The greatest distinction between the two is in the nature, quality, and breadth of the available patents.  The Eco-Patent Commons is comprised of tiny random slices of technologies developed by an eclectic mix of donating companies.  An entity that wishes to commercially exploit technology in the Eco-Patent Commons would have to locate a donated patent directed to an important innovation, and any business opportunity would have to logically flow from that patented innovation.

Commercial success in this way seems unlikely for two reasons.  First, aside from patent “troll” activity and similar secondary market business models, businesses do not flow from patents.  It works much better the other way round:  innovate, start a business around the innovation, and then, if possible, patent the innovation.

Second, the patents in the Eco-Patent Commons are those which the donating companies had little interest in exploiting themselves (or licensing to others) so the odds are slim that they are directed to important innovations that will be worthwhile for others.

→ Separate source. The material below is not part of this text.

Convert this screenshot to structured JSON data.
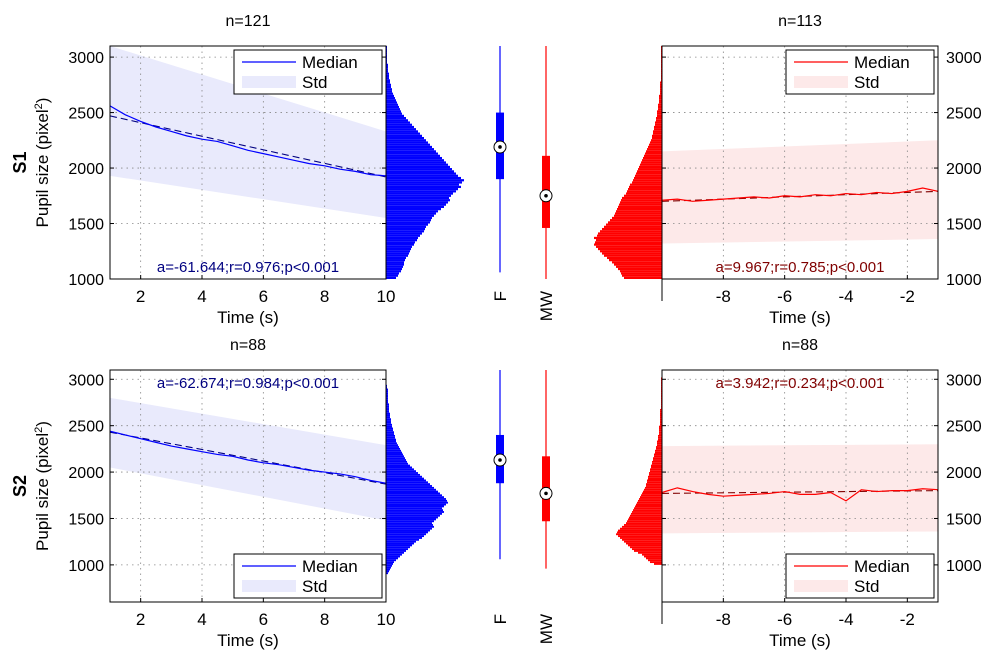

Tesla’s patent portfolio, on the other hand, is large in scope, holistic in its breadth (i.e., supporting established commercial products) and presumably includes the crown jewels of the company.  Everyone knows the technology areas, product areas, and business ventures Tesla’s patents can support.  One can easily envision a number of well-defined businesses successfully selling electric vehicles, advanced batteries, and charging systems based on the freedom to operate provided by the Tesla-Patent Commons.

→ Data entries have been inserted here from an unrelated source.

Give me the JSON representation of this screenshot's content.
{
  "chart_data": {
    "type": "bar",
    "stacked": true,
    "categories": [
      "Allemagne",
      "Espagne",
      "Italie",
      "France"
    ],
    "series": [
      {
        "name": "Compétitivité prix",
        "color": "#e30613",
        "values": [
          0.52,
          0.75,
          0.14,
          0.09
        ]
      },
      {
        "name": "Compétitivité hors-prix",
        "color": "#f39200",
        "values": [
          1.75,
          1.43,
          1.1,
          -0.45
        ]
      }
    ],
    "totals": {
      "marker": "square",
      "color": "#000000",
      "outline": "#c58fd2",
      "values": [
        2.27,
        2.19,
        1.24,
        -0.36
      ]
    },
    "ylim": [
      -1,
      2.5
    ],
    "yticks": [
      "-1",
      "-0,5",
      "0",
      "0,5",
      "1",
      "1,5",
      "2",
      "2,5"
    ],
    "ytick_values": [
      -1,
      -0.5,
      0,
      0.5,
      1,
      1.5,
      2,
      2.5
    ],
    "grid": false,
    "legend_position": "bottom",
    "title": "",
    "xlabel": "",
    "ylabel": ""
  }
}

Keep in mind, though, that no commons can provide 100% freedom to operate.  True, if you manufacture and sell EVs, batteries, or charging systems employing innovations that are entirely coextensive with the claims of Tesla’s patents you won’t be sued by Musk.  However, these are complex technologies.  What if your EV includes Tesla-patented innovations along side other technical features patented by another less commons-y patentee with enforcement proclivities?

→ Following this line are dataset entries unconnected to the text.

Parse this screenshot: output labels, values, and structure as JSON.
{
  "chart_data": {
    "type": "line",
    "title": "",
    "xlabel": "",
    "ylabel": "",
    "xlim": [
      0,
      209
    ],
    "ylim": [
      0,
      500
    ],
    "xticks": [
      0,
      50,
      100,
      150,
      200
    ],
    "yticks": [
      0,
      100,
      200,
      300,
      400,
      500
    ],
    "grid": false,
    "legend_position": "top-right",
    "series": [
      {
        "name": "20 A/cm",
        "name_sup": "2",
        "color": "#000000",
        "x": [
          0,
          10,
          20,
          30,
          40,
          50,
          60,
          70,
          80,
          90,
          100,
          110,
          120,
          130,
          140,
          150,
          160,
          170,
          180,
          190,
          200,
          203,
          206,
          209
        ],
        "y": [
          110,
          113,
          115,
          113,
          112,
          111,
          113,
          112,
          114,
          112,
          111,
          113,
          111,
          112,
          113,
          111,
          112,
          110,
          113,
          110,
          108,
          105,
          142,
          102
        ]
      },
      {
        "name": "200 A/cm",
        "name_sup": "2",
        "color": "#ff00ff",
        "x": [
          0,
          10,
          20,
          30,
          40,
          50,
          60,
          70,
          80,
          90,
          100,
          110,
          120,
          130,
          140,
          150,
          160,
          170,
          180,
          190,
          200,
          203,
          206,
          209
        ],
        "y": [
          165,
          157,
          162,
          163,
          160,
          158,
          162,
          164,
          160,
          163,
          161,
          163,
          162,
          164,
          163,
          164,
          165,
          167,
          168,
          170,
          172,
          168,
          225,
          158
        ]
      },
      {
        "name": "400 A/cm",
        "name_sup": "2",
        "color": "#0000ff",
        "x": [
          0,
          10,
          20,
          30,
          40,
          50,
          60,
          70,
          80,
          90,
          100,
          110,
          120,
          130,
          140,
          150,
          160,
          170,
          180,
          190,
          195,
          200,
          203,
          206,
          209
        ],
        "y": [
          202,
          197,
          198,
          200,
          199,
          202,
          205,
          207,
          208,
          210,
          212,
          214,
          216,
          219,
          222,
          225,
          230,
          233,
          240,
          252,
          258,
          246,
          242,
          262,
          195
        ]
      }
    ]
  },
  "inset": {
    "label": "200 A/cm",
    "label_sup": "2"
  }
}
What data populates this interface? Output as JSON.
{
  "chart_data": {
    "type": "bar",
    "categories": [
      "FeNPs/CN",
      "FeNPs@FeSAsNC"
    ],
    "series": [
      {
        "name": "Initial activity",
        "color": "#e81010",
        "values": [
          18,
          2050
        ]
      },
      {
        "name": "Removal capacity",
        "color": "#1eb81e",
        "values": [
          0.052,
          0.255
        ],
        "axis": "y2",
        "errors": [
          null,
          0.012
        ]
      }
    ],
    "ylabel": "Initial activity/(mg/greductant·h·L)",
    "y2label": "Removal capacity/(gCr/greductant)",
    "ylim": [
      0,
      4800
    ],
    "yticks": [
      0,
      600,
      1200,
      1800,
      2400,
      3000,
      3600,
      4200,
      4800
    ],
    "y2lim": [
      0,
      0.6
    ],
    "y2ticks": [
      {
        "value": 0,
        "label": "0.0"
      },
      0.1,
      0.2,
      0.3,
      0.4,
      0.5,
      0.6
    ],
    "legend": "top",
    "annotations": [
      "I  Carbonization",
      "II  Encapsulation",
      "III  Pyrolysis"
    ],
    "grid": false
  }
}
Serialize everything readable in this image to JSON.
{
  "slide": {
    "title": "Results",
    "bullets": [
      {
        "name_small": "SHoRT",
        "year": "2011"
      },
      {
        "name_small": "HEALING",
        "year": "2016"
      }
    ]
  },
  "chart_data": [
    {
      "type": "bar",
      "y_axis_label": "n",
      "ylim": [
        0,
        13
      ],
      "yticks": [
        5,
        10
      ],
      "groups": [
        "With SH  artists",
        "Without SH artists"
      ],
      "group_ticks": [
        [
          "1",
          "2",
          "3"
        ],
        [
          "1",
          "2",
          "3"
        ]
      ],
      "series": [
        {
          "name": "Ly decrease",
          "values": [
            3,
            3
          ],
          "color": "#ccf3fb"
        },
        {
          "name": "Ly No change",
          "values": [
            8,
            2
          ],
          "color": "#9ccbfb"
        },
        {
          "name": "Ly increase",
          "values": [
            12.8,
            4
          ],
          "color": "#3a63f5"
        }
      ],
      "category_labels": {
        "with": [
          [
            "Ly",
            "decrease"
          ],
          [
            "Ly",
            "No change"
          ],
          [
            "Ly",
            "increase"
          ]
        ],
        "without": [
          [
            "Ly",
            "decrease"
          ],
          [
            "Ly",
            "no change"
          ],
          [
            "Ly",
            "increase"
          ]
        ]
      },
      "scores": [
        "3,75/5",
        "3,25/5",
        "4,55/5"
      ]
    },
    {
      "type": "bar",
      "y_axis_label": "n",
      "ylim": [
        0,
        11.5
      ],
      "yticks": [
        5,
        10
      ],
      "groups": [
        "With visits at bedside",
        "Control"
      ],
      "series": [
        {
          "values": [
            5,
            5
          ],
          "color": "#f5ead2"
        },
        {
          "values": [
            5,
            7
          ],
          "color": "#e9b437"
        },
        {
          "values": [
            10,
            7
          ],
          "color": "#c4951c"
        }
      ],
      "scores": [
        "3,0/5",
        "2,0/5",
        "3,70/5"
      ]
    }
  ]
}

Perhaps the possibilities are not so limited.  Maybe instead of the need to match the features of their products to the donated patent claims, budding Tesla-tech businesses could copy the EV maker’s actual products, e.g., manufacture the Tesla Model S under another name.  After all,  the company has been around for a while and, to my knowledge, hasn’t been sued for patent infringement.  So it seems Tesla has the freedom to operate for its existing product lines.

Then the question becomes whether there are any mechanisms besides its patents that confer upon Tesla this freedom to operate.  For example, does Tesla license any of the technologies in its vehicles from other patentees?  If so, a budding Tesla-tech business might need to ask Musk if he would consider assigning the rights under any relevant license agreements to which Tesla is a party.

So the Tesla-Patent Commons is very significant, and unlike any prior (small “e”) eco-patent commons, but the commercial and legal realities of dealing with patents and positioning technological businesses to be free to operate are always extremely complex.

Ultimately, the impact of Musk’s decision may turn on to what extent other such players will be motivated to invest in manufacturing vehicles, batteries, etc. using Tesla’s patented and patent-pending technology with the obvious upside being the proven innovation that technology brings and the down side being no exclusivity, instead of investing in their own R&D and patent protection where the upside may be exclusivity and the down side may be inferior or unproven technologies.

Only time will tell, and I’m sure this author and many other commentators will be watching this closely.